US 12,137,124 B2
Detecting physical anomalies of a computing environment using machine learning techniques
Mahmoud Hussein Hamouda, Giza (EG)
Assigned to Dell Products L.P., Round Rock, TX (US)
Filed by Dell Products L.P., Round Rock, TX (US)
Filed on Jan. 20, 2022, as Appl. No. 17/579,943.
Prior Publication US 2023/0231886 A1, Jul. 20, 2023
Int. Cl. G06F 15/16 (2006.01); G16Y 40/50 (2020.01); H04L 9/40 (2022.01)

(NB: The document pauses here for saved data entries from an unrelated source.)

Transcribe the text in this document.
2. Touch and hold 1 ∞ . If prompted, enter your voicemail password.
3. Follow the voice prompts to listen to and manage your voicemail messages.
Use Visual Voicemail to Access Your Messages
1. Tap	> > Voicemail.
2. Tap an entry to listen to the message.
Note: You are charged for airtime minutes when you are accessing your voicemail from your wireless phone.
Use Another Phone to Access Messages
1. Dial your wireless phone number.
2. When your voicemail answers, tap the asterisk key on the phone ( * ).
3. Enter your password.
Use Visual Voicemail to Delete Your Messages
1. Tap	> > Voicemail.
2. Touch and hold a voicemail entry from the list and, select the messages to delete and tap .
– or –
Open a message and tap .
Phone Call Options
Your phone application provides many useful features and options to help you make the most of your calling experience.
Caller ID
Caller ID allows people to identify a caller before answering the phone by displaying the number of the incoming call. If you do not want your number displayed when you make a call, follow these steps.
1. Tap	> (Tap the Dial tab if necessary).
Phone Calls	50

CPC H04L 63/205 (2013.01) [G16Y 40/50 (2020.01)] 20 Claims
OG exemplary drawing
 
1. A computer-implemented method comprising:
monitoring a physical environment corresponding to at least one component of a distributed computing system using at least one sensor that is at least partially within the at least one component;
performing a local machine learning process, independently executed by the at least one component, comprising:
analyzing data generated by the at least one sensor to detect one or more physical anomalies associated with the physical environment, and
in response to detecting a physical anomaly, selecting at least one automated action, involving at least one additional component of the distributed computing system, to at least partially mitigate the physical anomaly; and
initiating a performance of the at least one automated action;
wherein the method is performed by at least one processing device comprising a processor coupled to a memory.